One of the many reasons why it took me so long to realise that my relationship was abusive was that I had just never heard of the idea that women could be perpetrators of domestic and sexual abuse. The idea of an abusive woman is one that makes a lot of us feel uncomfortable as it completely goes against our society’s portrayal of women as caring, motherly, docile and passive.

This means that when there are high-profile cases of women perpetrating or facilitating violence or abuse, the media rushes to portray them as utter monsters, extreme aberrations who have violated the rules of femininity in the most horrifying way possible. They are vilified to a far greater extent than the men who perpetrated the violence – Maxine Carr, Myra Hindley and Vanessa George attracted far more vitriol than Ian Huntley, Ian Brady and Colin Blanchard. This is not helpful for survivors as it portrays female abusers as rare, grotesque extremes when the reality is that as with male abusers, they are not easy to spot – they aren’t obviously different from other people on a day-to-day level and often lead conventional lives with partners and children. Abusers are not ‘other’, they are ‘our’ partners, parents or friends.

Because of the way female abusers are demonised in the media while male domestic and sexual violence is minimised, excused or most often not reported on at all, sometimes feminists will react against this by saying that female abusers are ‘often controlled by a man’, ‘usually have been abused themselves’ or are ‘different’ to male abusers. Again this is not helpful for survivors. We need to place full responsibility for abuse with abusers. Every individual abuser, male or female, makes a choice to do what they do, to cross a line morally.

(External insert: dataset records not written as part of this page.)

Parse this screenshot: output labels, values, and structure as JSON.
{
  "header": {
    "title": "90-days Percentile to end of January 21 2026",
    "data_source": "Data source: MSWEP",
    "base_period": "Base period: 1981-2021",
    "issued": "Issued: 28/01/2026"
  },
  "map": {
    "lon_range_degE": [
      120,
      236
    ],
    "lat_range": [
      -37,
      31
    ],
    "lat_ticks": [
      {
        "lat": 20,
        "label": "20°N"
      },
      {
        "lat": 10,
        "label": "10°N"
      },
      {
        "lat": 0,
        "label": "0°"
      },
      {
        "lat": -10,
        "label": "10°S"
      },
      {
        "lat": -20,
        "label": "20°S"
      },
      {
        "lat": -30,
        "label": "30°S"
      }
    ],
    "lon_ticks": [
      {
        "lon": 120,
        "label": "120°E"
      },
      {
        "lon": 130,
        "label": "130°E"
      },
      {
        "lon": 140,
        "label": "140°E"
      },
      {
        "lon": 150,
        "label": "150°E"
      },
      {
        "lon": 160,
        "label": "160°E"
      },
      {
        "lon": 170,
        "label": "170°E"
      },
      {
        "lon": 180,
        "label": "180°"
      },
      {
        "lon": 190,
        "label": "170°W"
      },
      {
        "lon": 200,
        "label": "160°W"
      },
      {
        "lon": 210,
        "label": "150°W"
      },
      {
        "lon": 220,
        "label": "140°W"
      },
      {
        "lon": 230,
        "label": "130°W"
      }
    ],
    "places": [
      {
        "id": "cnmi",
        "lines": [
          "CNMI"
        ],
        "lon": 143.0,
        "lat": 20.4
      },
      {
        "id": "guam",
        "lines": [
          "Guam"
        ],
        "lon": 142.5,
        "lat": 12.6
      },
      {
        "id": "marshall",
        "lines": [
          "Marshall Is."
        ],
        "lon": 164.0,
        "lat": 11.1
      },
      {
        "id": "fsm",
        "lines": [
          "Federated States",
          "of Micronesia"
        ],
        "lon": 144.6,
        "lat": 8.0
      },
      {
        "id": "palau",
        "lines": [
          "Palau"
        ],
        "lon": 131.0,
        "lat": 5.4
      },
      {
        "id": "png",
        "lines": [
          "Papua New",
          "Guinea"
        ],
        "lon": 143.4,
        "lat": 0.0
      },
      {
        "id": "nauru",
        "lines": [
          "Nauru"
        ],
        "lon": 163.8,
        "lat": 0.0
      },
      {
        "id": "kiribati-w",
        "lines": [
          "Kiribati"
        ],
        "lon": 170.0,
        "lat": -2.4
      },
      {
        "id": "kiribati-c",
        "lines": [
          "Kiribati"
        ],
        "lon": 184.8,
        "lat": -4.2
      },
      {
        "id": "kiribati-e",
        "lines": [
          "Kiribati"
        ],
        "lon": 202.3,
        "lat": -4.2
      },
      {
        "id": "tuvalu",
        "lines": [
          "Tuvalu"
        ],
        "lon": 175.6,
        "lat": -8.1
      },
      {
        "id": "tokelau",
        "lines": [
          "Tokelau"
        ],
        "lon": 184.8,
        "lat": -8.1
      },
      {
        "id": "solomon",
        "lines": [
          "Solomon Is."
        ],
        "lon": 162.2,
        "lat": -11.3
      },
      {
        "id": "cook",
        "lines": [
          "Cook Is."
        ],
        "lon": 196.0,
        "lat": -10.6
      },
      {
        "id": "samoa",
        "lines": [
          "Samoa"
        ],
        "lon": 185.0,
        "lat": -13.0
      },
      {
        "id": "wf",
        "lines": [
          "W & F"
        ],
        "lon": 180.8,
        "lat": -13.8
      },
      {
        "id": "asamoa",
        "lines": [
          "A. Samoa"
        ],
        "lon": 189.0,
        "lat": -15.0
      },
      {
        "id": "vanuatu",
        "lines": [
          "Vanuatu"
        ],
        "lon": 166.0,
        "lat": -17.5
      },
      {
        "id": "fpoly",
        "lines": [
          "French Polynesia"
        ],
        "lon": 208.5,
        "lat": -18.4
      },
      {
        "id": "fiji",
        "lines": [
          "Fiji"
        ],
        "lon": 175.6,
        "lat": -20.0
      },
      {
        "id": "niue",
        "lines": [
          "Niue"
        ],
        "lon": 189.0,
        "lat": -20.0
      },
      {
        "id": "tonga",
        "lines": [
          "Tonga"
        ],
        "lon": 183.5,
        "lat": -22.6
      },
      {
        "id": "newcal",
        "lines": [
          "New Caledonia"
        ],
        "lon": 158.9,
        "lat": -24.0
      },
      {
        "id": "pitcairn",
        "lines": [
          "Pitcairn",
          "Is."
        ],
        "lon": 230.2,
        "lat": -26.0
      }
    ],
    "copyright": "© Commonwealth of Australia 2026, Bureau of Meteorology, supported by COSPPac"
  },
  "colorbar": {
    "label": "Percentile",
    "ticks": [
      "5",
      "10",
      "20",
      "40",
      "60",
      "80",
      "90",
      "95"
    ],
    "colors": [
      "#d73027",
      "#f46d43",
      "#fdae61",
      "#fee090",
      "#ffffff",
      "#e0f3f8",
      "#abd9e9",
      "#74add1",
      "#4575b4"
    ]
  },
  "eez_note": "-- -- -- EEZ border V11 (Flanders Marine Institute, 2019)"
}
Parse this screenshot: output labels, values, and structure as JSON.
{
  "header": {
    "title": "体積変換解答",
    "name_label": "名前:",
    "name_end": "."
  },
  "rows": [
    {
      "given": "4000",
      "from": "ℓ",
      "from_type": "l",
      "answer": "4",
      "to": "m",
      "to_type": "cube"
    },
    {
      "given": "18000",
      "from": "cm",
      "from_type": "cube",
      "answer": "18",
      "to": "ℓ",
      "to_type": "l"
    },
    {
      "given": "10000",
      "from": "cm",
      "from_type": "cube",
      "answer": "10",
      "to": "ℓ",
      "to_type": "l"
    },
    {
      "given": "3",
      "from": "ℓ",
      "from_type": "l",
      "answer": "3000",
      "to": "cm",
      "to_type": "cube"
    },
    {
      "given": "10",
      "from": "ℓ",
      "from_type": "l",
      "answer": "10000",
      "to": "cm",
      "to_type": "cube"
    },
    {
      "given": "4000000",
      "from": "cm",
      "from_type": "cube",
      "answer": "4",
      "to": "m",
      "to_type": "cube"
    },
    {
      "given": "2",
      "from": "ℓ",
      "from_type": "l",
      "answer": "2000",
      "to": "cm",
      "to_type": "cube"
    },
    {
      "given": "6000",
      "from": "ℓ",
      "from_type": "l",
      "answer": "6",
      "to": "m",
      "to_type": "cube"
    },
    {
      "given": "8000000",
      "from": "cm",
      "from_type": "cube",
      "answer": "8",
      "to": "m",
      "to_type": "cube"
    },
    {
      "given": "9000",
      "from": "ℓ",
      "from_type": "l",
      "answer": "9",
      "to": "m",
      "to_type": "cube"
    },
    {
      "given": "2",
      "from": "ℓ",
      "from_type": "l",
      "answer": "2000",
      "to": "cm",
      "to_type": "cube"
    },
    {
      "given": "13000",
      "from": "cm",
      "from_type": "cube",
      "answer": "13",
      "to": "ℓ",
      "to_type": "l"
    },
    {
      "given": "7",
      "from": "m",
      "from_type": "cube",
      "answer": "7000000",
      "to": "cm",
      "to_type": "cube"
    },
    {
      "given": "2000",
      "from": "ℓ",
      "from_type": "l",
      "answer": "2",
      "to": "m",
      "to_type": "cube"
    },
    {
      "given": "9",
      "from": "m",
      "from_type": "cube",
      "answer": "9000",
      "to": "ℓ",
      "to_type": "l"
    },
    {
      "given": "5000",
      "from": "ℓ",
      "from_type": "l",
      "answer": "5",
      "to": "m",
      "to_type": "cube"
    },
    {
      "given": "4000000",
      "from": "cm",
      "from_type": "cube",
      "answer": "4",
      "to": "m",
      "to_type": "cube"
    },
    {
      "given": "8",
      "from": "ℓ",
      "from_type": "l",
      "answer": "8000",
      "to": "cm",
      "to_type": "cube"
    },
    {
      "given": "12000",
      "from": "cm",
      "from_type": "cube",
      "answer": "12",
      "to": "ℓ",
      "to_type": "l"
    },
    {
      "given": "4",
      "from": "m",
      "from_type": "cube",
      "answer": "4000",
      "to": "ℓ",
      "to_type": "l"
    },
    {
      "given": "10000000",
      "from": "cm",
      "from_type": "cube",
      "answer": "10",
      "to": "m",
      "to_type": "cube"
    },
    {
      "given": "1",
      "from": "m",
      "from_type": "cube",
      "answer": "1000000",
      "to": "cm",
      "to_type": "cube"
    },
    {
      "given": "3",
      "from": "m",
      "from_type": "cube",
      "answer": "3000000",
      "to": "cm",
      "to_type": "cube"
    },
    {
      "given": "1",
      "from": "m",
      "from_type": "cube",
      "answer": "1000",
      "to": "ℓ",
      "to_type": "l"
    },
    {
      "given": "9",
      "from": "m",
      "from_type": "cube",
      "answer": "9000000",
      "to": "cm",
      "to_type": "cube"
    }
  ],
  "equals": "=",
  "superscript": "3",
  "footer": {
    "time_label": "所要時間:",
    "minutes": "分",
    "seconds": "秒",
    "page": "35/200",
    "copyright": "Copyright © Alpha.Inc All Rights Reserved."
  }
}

It is also important not to perpetuate the myth that abusers have often been abused themselves – survivors have enough to deal with without being told that we’re likely to go on to become abusers, and this simply isn’t true – if it was, there would be far more female perpetrators than male as more women and girls experience sexual and domestic abuse. ‘I only do it because I was abused as a child’ is just another excuse from perpetrators which we must not buy into – the vast majority of survivors do not choose to later become perpetrators.

Most domestic violence is perpetrated by men against women, because we live in a society where being male continues to be associated with being powerful and in control, where our view of sexuality is not yet woman-centred, where science tells us that men are ‘naturally’ violent, where women are encouraged to put the needs of others before their own while men are not, where men in straight relationship are likely to earn more and so are more able to perpetrate financial abuse….. and so on…. However, when speaking or writing about domestic abuse, we do need to acknowledge that it takes place in same-sex relationships and that women can be perpetrators. This fact needs to be more commonly known if we are to raise awareness and prevent abuse in lesbian relationships. 

The fact that some abusers are women does not contradict the concept of services for survivors being women-only. I would like to see a refuge specifically for women who have experienced same-sex domestic abuse. I didn’t turn to my local refuge for help because I was afraid of being the only lesbian, that I would experience homophobia from the other women there or from staff, that I wouldn’t be taken seriously, and that as a woman my partner would find it easier to track me down, make phone calls pretending to be me, gain entry to the refuge etc.  A specialist refuge could deal with a lot of these problems. Similarly, a men-only refuge could help gay and bi men who have experienced domestic abuse. But these fantasy (for now) LGBT refuges compliment and build on the incredible work done by the women’s refuge movement in the last 40 years, and women-only refuges provide amazing support to thousands of women and children escaping male violence every year.

Nor does the existence of female abusers contradict the idea that we can use feminism and the concept of gender inequality to understand domestic abuse. Abusers in same-sex relationships appropriate concepts of gender and power to perpetrate their abuse. For example, my partner used the idea that sex is about power, and requires a dominant/active and submissive/passive role, to justify raping me. She appropriated male power to perpetrate abuse. When we have created a society which does not condone abuse, control and violence, which does not celebrate power, which does not minimise and excuse abuse, which does not associate sex with domination and eroticise power dynamics… when we have created this feminist society, there will be no more abusers, male or female. There will be no more domestic or sexual abuse. This will not happen without feminism, and it will not happen until we as feminists develop our understanding of domestic abuse in lesbian relationships and incorporate it into what we already know about gender and violence.

1.1.12 – Edit: I just came across a really good blog post from 2008 addressing women who are abusive/violent. I am so pleased to see another blogger writing about the need for us to not make excuses for abusers because they happen to be women or waste any understanding or empathy on abusers which should be going to survivors!